Fortuna Critica

Elegância desatinada



Luiz Paulo Faccioli
Rascunho, Ano 3, n° 31 (Curitiba, novembro/2002)

Enquanto alguns autores teimam em ignorar a simplicidade perfeita da máxima à que já se renderam os melhores - o bom conto nada mais é do que uma história bem contada -, outros descobrem que contista habilidoso também é o que pega o leitor pela mão e o leva a conhecer o inusitado, encantando-o com a novidade, mesmo que a história não faça lá muito sentido. Descobrem, noutras palavras, que a história em si não tem a mesma relevância da forma buscada para narrá-la. Aqui encontramos Leonardo Brasiliense em seu Des(a)tino.

Segunda obra ficcional do gaúcho de São Gabriel, nela Brasiliense amplia a estética já anunciada em Meu sonho acaba tarde, de 2000, narrando uma mescla de realidade e onirismo com a letra firme de quem sabe polir o discurso até chegar ao essencial. E o essencial, nesse caso, é um universo esquisitíssimo.

Apesar do texto elegante e do apuro nas construções, não é uma leitura fácil. O leitor embarca num texto simples: "Vinha pela calçada quando, sem querer, tropecei numa vassoura e bati a cabeça na borda de uma lata de lixo. (...) me desacordei. Juntou-se até a infalível platéia, absorta na quebra de sua vida cotidiana e sem graça.
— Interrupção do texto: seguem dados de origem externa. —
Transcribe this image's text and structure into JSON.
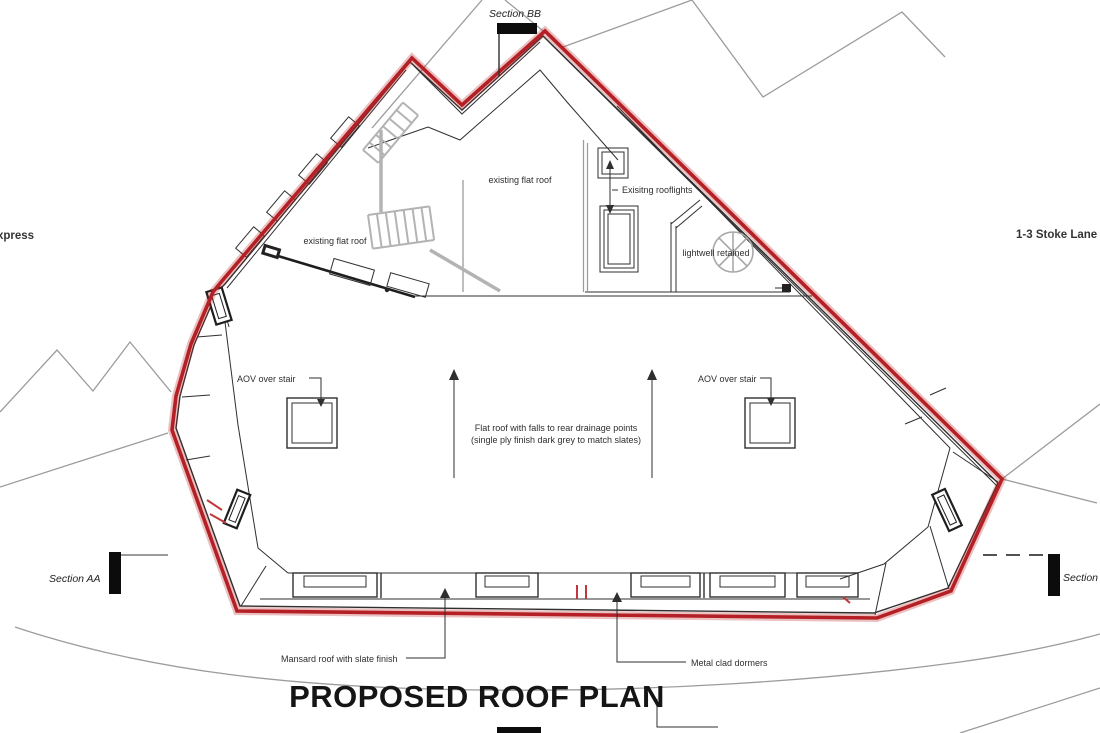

Levantei (...) e logo percebi que minha existência toda estava mudada." Com a queda, o narrador de Os nomes - primeiro de um conjunto de seis contos - descobre ter adquirido a inexplicável capacidade de modificar a existência ao seu bel-prazer. A partir daí, tudo se complica. O que, a princípio, nos remeteu ao Sul, logo se transfigura num sumário da intenção do autor: enquanto o realismo cria um universo verossímil a partir do insólito e nele constrói a narrativa, Brasiliense se propõe a causar desconcerto fazendo cruzar insistentemente os fluxos de um real e de um imaginário, de tal sorte que o leitor desaprende rápido a distinguir onde acaba um, onde começa o outro. "A concretude me enfastiara há muito" e com ela "fico preso a um existir, e morro", explica o narrador, cantando a letra do que ainda está por vir.

Brasiliense maneja com segurança o que Valesca de Assis define, na apresentação do volume, como "o reverso das coisas" ou "uma escritura urdida no avesso". Enquanto isso, os dois melhores contos, Os funcionários de seu Mercês e João Jiló, herói de ninguém, realizam o que sempre se espera de uma boa história: o desfecho surpreendente vem pôr ordem no caos e explicar toda a estranheza que fustigou o leitor por páginas afora.